Hello, my friend and I are planning on traveling to America at the end of the year in our (Australia's) summer, so your winter.
We want to hire a car and road trip from New York to San Francisco (obviously lots of stops in between) then up to Vancouver in Canada, then to Toronto and then back to New York. So obviously there will be a lot of snow in most of the places we'll drive through. This time of year is the only time we can both get time off and we WANT to visit in winter, but we also want to drive and aren't really looking to compromise on that. The place we are planning on hiring a car from have a Jeep Grand Cherokee available and thats the car we are hoping on getting. So all I really want to know is what advise can you give us on traveling in winter and what things should we plan/look out for? Is a road trip in the dead of winter possible? Should we get snow chains even with a 4x4? We're both very good and safe drivers but any suggestions and information you could give would be much appreciated thank you!
Travelling the US/Canada in the winter is completely doable. Some things to note
1)A 4x4 doesn't mean you won't slip and fishtail, just means the likelihood if you getting stuck in snow is less. I have driven small 2 wheel cars in snow and watched 4x4 jeeps do 360s around me. The trick is easy on the gas and break, maintaining a constant in control speed.
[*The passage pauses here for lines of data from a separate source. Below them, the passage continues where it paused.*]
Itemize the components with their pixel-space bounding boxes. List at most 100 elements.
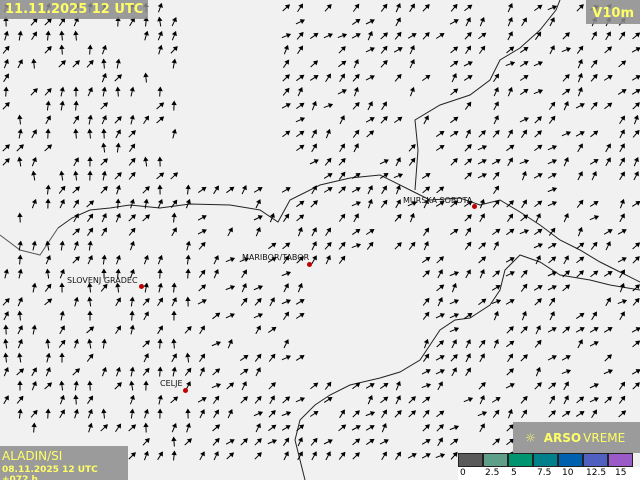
wind-arrow-head <box>537 89 544 95</box>
wind-arrow-head <box>369 117 375 122</box>
wind-arrow-head <box>453 228 459 234</box>
wind-arrow-head <box>173 396 179 402</box>
wind-arrow-head <box>382 59 388 66</box>
wind-arrow-head <box>88 395 94 401</box>
wind-arrow-head <box>355 382 361 388</box>
city-label: SLOVENJ GRADEC <box>67 276 138 285</box>
wind-arrow-head <box>88 353 94 359</box>
wind-arrow-head <box>591 171 597 177</box>
wind-arrow-head <box>564 32 570 38</box>
wind-arrow-head <box>369 47 375 52</box>
wind-arrow-head <box>60 409 65 415</box>
wind-arrow-head <box>171 212 177 218</box>
wind-arrow-head <box>481 32 487 38</box>
wind-arrow-head <box>593 130 599 136</box>
wind-arrow-head <box>116 74 122 80</box>
wind-arrow-head <box>74 228 81 234</box>
wind-arrow-head <box>579 396 585 402</box>
wind-arrow-head <box>551 173 557 178</box>
wind-arrow-head <box>563 213 569 219</box>
wind-arrow-head <box>395 380 401 387</box>
wind-arrow-head <box>285 130 291 136</box>
wind-arrow-head <box>73 30 79 36</box>
wind-arrow-head <box>439 186 445 192</box>
wind-arrow-head <box>340 171 346 177</box>
wind-arrow-head <box>452 339 457 345</box>
brand-light: VREME <box>583 430 626 445</box>
wind-arrow-head <box>298 451 303 457</box>
wind-arrow-head <box>354 73 360 80</box>
wind-arrow-head <box>354 410 360 416</box>
wind-arrow-head <box>185 422 191 428</box>
wind-arrow-head <box>73 170 79 176</box>
wind-arrow-head <box>116 129 121 135</box>
wind-arrow-head <box>4 311 9 317</box>
wind-arrow-head <box>606 241 611 247</box>
wind-arrow-head <box>522 354 528 360</box>
wind-arrow-head <box>59 44 65 50</box>
legend-ticks: 0 2.5 5 7.5 10 12.5 15 <box>458 467 640 480</box>
wind-arrow-head <box>87 170 93 176</box>
wind-arrow-head <box>565 355 571 360</box>
wind-arrow-head <box>340 255 346 261</box>
wind-arrow-head <box>256 423 261 429</box>
wind-arrow-head <box>508 353 514 359</box>
wind-arrow-head <box>579 411 585 416</box>
wind-arrow-head <box>593 201 599 206</box>
wind-arrow-head <box>340 186 346 192</box>
wind-arrow-head <box>284 4 291 10</box>
wind-arrow-head <box>3 324 9 330</box>
wind-arrow-head <box>354 3 360 9</box>
wind-arrow-head <box>144 297 150 304</box>
wind-arrow-head <box>382 185 387 191</box>
wind-arrow-head <box>438 381 443 387</box>
wind-arrow-head <box>299 312 305 318</box>
wind-arrow-head <box>31 380 37 387</box>
wind-arrow-head <box>299 117 305 123</box>
wind-arrow-head <box>129 268 135 274</box>
wind-arrow-head <box>271 439 278 445</box>
wind-arrow-head <box>171 338 177 344</box>
wind-arrow-head <box>425 173 431 178</box>
wind-arrow-head <box>271 257 277 262</box>
wind-arrow-head <box>115 86 121 92</box>
wind-arrow-head <box>633 156 639 163</box>
wind-arrow-head <box>510 61 516 67</box>
wind-arrow-head <box>45 100 51 106</box>
wind-arrow-head <box>172 172 179 178</box>
wind-arrow-head <box>115 198 121 204</box>
wind-arrow-head <box>172 46 178 52</box>
wind-arrow-head <box>326 241 332 248</box>
wind-arrow-head <box>4 297 10 304</box>
wind-arrow-head <box>537 200 543 206</box>
wind-arrow-head <box>326 157 332 163</box>
wind-arrow-head <box>31 324 37 330</box>
wind-arrow-head <box>620 213 625 219</box>
city-label: MARIBOR/TABOR <box>242 253 310 262</box>
wind-arrow-head <box>467 61 473 66</box>
wind-arrow-head <box>74 186 81 192</box>
wind-arrow-head <box>171 450 177 456</box>
wind-arrow-head <box>102 283 108 289</box>
wind-arrow-head <box>157 268 163 274</box>
wind-arrow-head <box>87 128 93 134</box>
wind-arrow-head <box>340 451 346 457</box>
wind-arrow-head <box>116 325 121 331</box>
wind-arrow-head <box>17 380 23 386</box>
wind-arrow-head <box>157 44 163 50</box>
wind-arrow-head <box>620 129 625 135</box>
wind-arrow-head <box>522 409 528 415</box>
wind-arrow-head <box>158 325 163 331</box>
wind-arrow-head <box>284 74 290 80</box>
legend-swatch <box>608 453 633 467</box>
wind-arrow-head <box>17 240 23 246</box>
wind-arrow-head <box>593 159 599 164</box>
wind-arrow-head <box>551 187 558 193</box>
wind-arrow-head <box>17 297 23 303</box>
wind-arrow-head <box>466 227 471 233</box>
wind-arrow-head <box>607 229 613 234</box>
wind-arrow-head <box>213 268 219 275</box>
wind-arrow-head <box>453 299 460 305</box>
wind-arrow-head <box>396 199 401 205</box>
wind-arrow-head <box>355 425 361 430</box>
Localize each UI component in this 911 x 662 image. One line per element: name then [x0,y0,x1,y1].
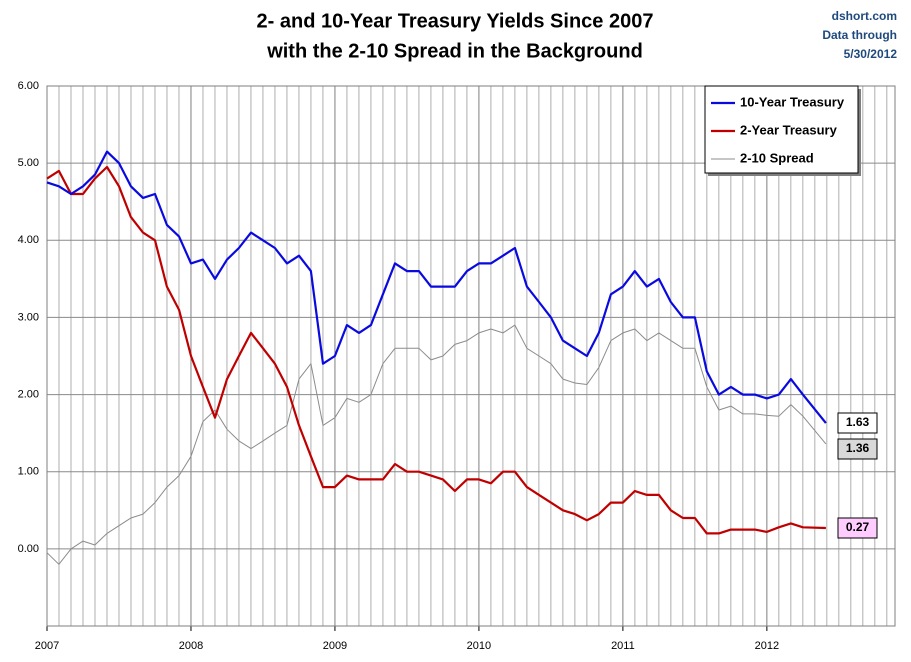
series-line [46,165,826,535]
plot-border [46,85,896,627]
legend-label: 2-Year Treasury [740,122,838,137]
y-tick-label: 4.00 [18,234,39,246]
y-tick-label: 3.00 [18,311,39,323]
series-line [46,150,827,424]
x-tick-label: 2010 [467,640,491,652]
source-note: dshort.com [832,9,897,23]
end-label: 1.36 [846,441,870,455]
y-tick-label: 2.00 [18,388,39,400]
chart-title: 2- and 10-Year Treasury Yields Since 200… [257,10,654,32]
end-label-box [837,412,878,434]
series-line [46,324,827,565]
y-tick-label: 1.00 [18,466,39,478]
y-tick-label: 5.00 [18,157,39,169]
x-tick-label: 2008 [179,640,203,652]
source-note: Data through [822,28,897,42]
end-label-box [837,517,878,539]
x-tick-label: 2007 [35,640,59,652]
source-note: 5/30/2012 [844,47,898,61]
x-tick-label: 2012 [755,640,779,652]
legend-label: 2-10 Spread [740,150,814,165]
y-tick-label: 6.00 [18,80,39,92]
x-tick-label: 2009 [323,640,347,652]
y-tick-label: 0.00 [18,543,39,555]
x-tick-label: 2011 [611,640,635,652]
legend-label: 10-Year Treasury [740,94,845,109]
end-label: 1.63 [846,415,870,429]
end-label: 0.27 [846,520,870,534]
end-label-box [837,438,878,460]
chart-title: with the 2-10 Spread in the Background [266,40,643,62]
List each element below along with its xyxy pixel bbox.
2) Snow chains are only required in some places and not all, most of the time only big trucks require them. Again this is local jurisdiction rules and varies, in my experience I have never required them in well traveled areas.
3) As a note most interstates (I-## roads) and some US routes (US##) are consistently plowed. Basically the places that are used to dealing with snow, get it cleaned fast. The places are that are not used to getting tons of snow are slower (such as the Washington, DC area). However if any place gets dumped on, you are screwed for a few days anyway no matter what you are driving, cause they usually just shut down the roads.
4) I wouldn't too much about Canada, lived there for many years, and they consistently clean the roads. However like the above comment, if they get dumped on, you are screwed no matter what you drive.
5) Road closures, a lot of the places out west in the Mountains have winter road closures. Some mountain passes are not maintained so you can't get to them in the winter anyway. Examples are Yosemite's Tioaga road, most of Yellowstone National Park, sections of Rocky Mountain National Park, Grand Tetons National Park. So before you go, find out of the roads are open. Also purchace an annual national parks pass, its good for 1 car load (or 4 people) $80, most national park fees range from free-$10-$25+. You can get them at any fee station. BTW, I highly recommend checking out Yellowstone National park in the winter, it's a bit more expensive, as you have to pay for shuttle in and lodging in the Park.
6) Emergency gear. If you plan on travelling a lot in winter conditions and in remote places, pack a nice winter sleeping bag (rated 0C or lower preferred), a camp stove, a few liters of water and food. This is in case you encounter blizzard conditions and you have to shelter in place. I have yet to have to do this, but just in case.... Also to note, most campsites are closed in the winter, camping on the side of the road is generally frowned on in the US.
Road-Tripping-USA, hope you guys have a blast!